TheonCoupler only has two approaches to explicitly bringing external data
into the physical database. One is to do nothing, when another mechanism is in
use to achieve this (see other configurations). The other is called Snapshot
.
This truncates (deletes the entire content of) the Stream Source Table
and
then copies all the stream data into the Stream Source Table
, effectively
re-populating it anew every time the stream data is known to have been
refreshed. The only supported format for the stream data is a CSV file (or
standard input which is CSV).
Optionally the initial truncation of the stream source table can be disabled.
In this context the new stream data will be repeatedly appended to the data
already in the Stream Source Table
. This would be used when each initiation
of stream data processing is known to have a single subset of data and the
Stream Source Table
then represents the steady accumulation of that data. As
a result the Stream Source Table
itself is representing the stream data (and
is the master source, which is simply being updated by external processes).
A final optional (enabled by default) function of Snapshot
is zero length
checking. When enabled TheonCoupler will ignore a zero length stream data
file and throw an error. This can be used to provide a minimal level of
protection against bad upstream data being produced. A zero length check is
also carried out later in individual couples, see coupling section.

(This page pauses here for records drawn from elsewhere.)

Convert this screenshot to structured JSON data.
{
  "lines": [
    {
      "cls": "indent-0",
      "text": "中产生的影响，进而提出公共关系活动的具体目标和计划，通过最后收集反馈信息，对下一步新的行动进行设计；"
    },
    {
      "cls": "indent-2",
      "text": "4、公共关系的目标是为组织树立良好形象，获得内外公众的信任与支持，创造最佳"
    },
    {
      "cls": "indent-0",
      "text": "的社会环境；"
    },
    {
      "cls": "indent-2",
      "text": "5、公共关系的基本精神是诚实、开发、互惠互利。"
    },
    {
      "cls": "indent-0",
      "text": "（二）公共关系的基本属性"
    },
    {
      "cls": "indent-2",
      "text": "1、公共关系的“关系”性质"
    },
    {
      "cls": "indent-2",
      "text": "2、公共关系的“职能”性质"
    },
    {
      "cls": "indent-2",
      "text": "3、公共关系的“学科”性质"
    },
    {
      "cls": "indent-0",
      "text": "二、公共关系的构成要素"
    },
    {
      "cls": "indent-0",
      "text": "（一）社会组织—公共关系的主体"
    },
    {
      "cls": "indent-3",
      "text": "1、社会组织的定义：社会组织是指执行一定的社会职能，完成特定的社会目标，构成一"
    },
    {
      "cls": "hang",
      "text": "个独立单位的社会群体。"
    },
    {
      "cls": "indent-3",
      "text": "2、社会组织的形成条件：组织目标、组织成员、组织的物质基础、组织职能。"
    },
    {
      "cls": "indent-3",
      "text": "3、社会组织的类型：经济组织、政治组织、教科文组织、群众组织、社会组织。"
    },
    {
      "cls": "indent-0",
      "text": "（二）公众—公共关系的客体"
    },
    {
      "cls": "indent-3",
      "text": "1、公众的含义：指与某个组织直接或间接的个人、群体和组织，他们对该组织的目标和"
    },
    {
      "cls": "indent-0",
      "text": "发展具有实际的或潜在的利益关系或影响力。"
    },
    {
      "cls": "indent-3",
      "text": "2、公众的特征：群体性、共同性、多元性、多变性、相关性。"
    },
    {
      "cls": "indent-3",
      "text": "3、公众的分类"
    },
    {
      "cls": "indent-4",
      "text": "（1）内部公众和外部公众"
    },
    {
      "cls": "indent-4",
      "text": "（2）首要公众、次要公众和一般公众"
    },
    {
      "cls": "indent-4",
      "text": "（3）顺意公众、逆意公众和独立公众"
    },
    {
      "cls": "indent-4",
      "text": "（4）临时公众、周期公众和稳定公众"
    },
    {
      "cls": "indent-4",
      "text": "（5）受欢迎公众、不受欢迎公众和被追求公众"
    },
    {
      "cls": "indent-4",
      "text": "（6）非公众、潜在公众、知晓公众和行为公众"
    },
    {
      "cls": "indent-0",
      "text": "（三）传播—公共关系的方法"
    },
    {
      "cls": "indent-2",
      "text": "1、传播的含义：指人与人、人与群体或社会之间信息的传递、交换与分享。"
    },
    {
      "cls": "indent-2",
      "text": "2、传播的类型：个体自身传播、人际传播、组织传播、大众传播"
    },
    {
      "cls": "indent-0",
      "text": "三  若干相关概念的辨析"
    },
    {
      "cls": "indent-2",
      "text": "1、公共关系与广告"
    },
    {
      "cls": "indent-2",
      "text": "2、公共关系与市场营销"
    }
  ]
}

If the external upstream origin of data does not fit with the Snapshot
approach above then TheonCoupler cannot itself be used to populate the
Stream Source Table
and another custom approach must be taken. Some possible
examples are in the configurations below.
The refresh
argument of the ttkm stream
sub-command covers this stage of
the TheonCoupler process. It may be a no-op of course. The refresh is done
atomically - any error and the whole process is rolled back (including any
truncation). When combined with the couple
argument (which generally runs
each individual couple
working against the stream data) then if any
individual couple
has an error the whole process is also rolled back
including the refresh stage (and the initial truncation). In this way in case
of error the original content of the Stream Source Table
is always preserved
hence also the state of each final Target Table
being synchronised against
it.